Sunday, August 5, 2012

Progress or Paganism

Anne Applebaum in her Pulitzer Prize winning book Gulag: A History contrasts the horror and revulsion most intellectuals felt for Naziism as compared with the comparative indifference they exhibited to Stalin's tyranny, which arguably resulted in more victims than Hitler's evil. Ms. Applebaum doesn't speculate as to why this is the case (Introduction, xix), but I have my ideas.

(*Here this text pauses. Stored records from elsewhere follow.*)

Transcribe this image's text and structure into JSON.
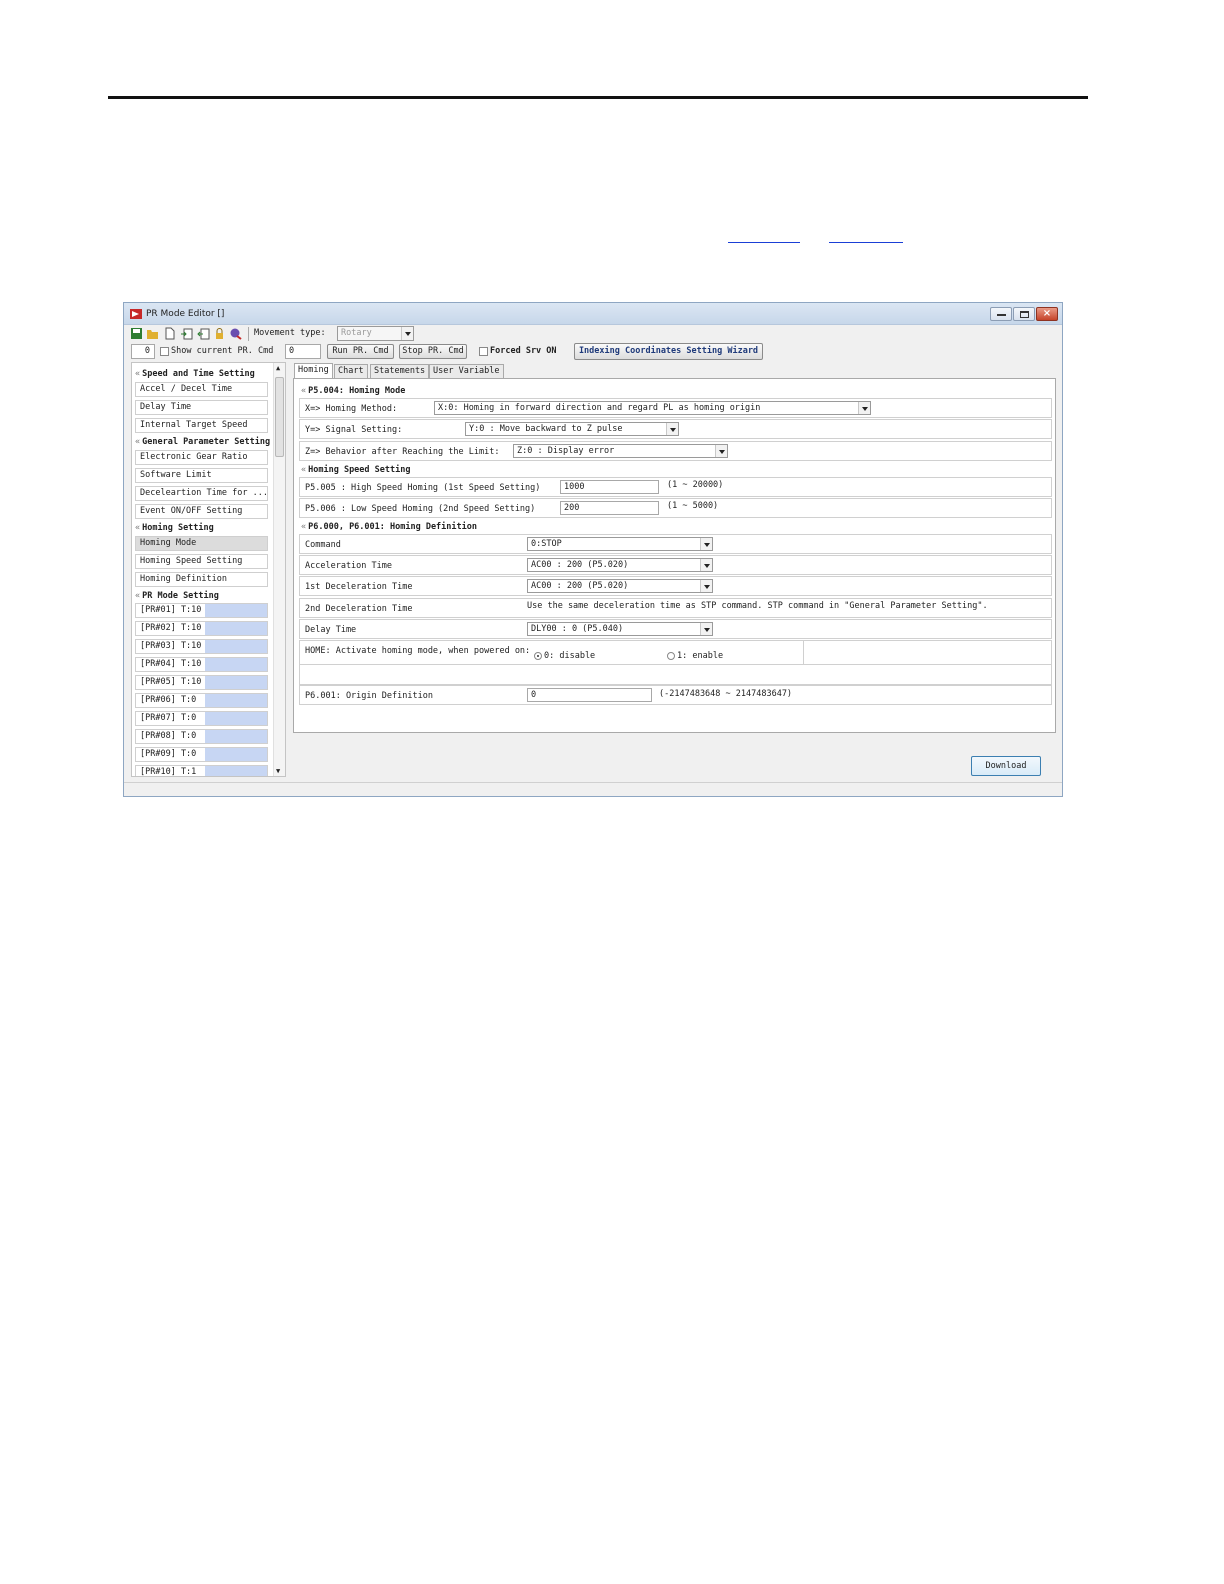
{
  "window": {
    "title": "PR Mode Editor []"
  },
  "toolbar": {
    "movement_type_label": "Movement type:",
    "movement_type_value": "Rotary",
    "pr_number_value": "0",
    "show_current_label": "Show current PR. Cmd",
    "pr_cmd_value": "0",
    "run_label": "Run PR. Cmd",
    "stop_label": "Stop PR. Cmd",
    "forced_srv_label": "Forced Srv ON",
    "wizard_label": "Indexing Coordinates Setting Wizard"
  },
  "sidebar": {
    "sections": [
      {
        "title": "Speed and Time Setting",
        "items": [
          "Accel / Decel Time",
          "Delay Time",
          "Internal Target Speed"
        ]
      },
      {
        "title": "General Parameter Setting",
        "items": [
          "Electronic Gear Ratio",
          "Software Limit",
          "Deceleartion Time for ...",
          "Event ON/OFF Setting"
        ]
      },
      {
        "title": "Homing Setting",
        "items": [
          "Homing Mode",
          "Homing Speed Setting",
          "Homing Definition"
        ]
      },
      {
        "title": "PR Mode Setting",
        "items": []
      }
    ],
    "pr_items": [
      "[PR#01] T:10",
      "[PR#02] T:10",
      "[PR#03] T:10",
      "[PR#04] T:10",
      "[PR#05] T:10",
      "[PR#06] T:0",
      "[PR#07] T:0",
      "[PR#08] T:0",
      "[PR#09] T:0",
      "[PR#10] T:1"
    ]
  },
  "tabs": [
    "Homing",
    "Chart",
    "Statements",
    "User Variable"
  ],
  "homing_mode": {
    "header": "P5.004: Homing Mode",
    "method_label": "X=> Homing Method:",
    "method_value": "X:0: Homing in forward direction and regard PL as homing origin",
    "signal_label": "Y=> Signal Setting:",
    "signal_value": "Y:0 : Move backward to Z pulse",
    "limit_label": "Z=> Behavior after Reaching the Limit:",
    "limit_value": "Z:0 : Display error"
  },
  "homing_speed": {
    "header": "Homing Speed Setting",
    "high_label": "P5.005 : High Speed Homing (1st Speed Setting)",
    "high_value": "1000",
    "high_range": "(1 ~ 20000)",
    "low_label": "P5.006 : Low Speed Homing (2nd Speed Setting)",
    "low_value": "200",
    "low_range": "(1 ~ 5000)"
  },
  "homing_definition": {
    "header": "P6.000, P6.001: Homing Definition",
    "command_label": "Command",
    "command_value": "0:STOP",
    "accel_label": "Acceleration Time",
    "accel_value": "AC00 : 200 (P5.020)",
    "decel1_label": "1st Deceleration Time",
    "decel1_value": "AC00 : 200 (P5.020)",
    "decel2_label": "2nd Deceleration Time",
    "decel2_note": "Use the same deceleration time as STP command. STP command in \"General Parameter Setting\".",
    "delay_label": "Delay Time",
    "delay_value": "DLY00 : 0 (P5.040)",
    "home_label": "HOME: Activate homing mode, when powered on:",
    "opt_disable": "0: disable",
    "opt_enable": "1: enable",
    "origin_label": "P6.001: Origin Definition",
    "origin_value": "0",
    "origin_range": "(-2147483648 ~ 2147483647)"
  },
  "download_label": "Download"
}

Communism was attractive to western intellectuals because it seemed to represent the culmination of the secular progress of the Enlightenment, and was viewed as a fulfillment of Christian eschatology, shorn of its other-worldly emphasis. Naziism, to the contrary, was a throwback to paganism pure and simple. Morris Berman, in Coming to our Senses, at p. 258, cites the work of the Austrian writer Guido von List (1848 - 1919), who argued that Germany needed to return to a pure paganism emphasizing the volkisch life and a true religion of pagan sun worship. Hitler was exposed to these ideas in his youth and the Nazii movement embodied many of them. Martin Bormann, Hitler's deputy after Rudolph Hess "flew the coop" wrote, "The National Socialist and the Christian outlooks are incompatible. Our National Socialist philosophy stands far higher than the conception of Christianity . . . If in the future our youth hears nothing about Christianity, whose teaching is much lower than ours, Christianity will disappear of itself." (Quoted from Joe J. Heydecker and Johannes Leeb, The Nuremberg Trial, p. 243 (World Publishing Co. 1958)).

Each of these ideologies, really false religions, caused millions of deaths. So shouldn't we be leery of new "liberation" movements that claim to see reality more clearly than Judeo-Christianity?